Dengan penerapan keadilan restoratif tersebut, korban yang merupakan seorang petani bersedia memaafkan perbuatan Terdakwa Muhammad Aiyub (28) yang dituangkan dalam surat kesepakatan perdamaian. Adapun syarat yang diminta korban supaya Terdakwa tidak lagi mengulangi lagi perbuatannya.
“Hukuman yang terbaik bagi Terdakwa menurut Majelis Hakim adalah penjara selama 5 (lima) bulan.
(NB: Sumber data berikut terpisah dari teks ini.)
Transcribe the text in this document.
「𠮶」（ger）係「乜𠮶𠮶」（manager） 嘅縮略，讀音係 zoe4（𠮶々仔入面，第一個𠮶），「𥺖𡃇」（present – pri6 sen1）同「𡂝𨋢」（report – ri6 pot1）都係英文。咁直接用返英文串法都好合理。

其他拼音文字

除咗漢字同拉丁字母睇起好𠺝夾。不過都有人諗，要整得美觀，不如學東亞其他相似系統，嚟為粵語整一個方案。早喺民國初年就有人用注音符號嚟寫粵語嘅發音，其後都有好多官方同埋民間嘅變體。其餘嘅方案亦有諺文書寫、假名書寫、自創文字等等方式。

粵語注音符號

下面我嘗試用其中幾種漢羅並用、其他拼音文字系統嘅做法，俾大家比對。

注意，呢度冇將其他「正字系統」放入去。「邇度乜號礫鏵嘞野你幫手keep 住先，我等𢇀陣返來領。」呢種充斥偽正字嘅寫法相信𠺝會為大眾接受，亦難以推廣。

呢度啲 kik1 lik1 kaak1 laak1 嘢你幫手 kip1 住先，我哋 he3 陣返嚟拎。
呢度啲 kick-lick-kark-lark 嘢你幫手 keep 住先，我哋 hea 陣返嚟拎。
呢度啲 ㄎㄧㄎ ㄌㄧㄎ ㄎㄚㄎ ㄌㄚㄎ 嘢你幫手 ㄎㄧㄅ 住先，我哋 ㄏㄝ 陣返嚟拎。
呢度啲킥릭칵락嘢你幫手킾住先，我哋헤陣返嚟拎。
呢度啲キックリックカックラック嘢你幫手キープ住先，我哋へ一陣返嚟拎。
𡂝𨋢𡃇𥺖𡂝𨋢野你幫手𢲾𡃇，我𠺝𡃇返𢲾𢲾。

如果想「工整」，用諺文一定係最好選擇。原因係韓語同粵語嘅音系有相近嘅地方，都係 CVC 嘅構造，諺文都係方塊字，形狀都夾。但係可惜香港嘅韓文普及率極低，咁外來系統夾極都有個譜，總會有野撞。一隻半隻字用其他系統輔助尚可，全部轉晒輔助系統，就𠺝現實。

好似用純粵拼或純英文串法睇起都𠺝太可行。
Itu karena adanya kesepakatan perdamaian yang telah terjadi antara Terdakwa dengan Korban, diharapkan setelah menjalani hukuman Terdakwa kembali ke masyarakat sebagai pribadi yang lebih baik lagi dan yang terpenting jangan ulangi tindak pidana lagi ya, Terdakwa,” Ucap Hakim Ketua, Sophie Dhinda Aulia Brahmana, usai membacakan putusan.
Terhadap putusan tersebut, Terdakwa langsung menyatakan menerima putusan sementara Penuntut Umum menyatakan pikir-pikir.
Baca Juga: PN Kuala Simpang Aceh Sidang di Kantor Polsek, Ada Apa Nih?
Dalam mengadili perkara dengan pendekatan keadilan restorative, tujuannya tidak untuk menghapuskan pertanggungjawaban pidana melainkan sebagai salah satu hal yang dapat meringankan terhadap Terdakwa.
Dengan penerapan keadilan restoratif, diharapkan penjatuhan pidana dapat bermuara pada tujuan pemidanaan yang tidak sekedar sebagai pembalasan namun juga memulihkan hubungan antara Terdakwa, korban, dan masyarakat sehingga ketertiban dan kedamaian di dalam dapat tercipta. (Bintoro Wisnu Prasojo/al/cas/fac)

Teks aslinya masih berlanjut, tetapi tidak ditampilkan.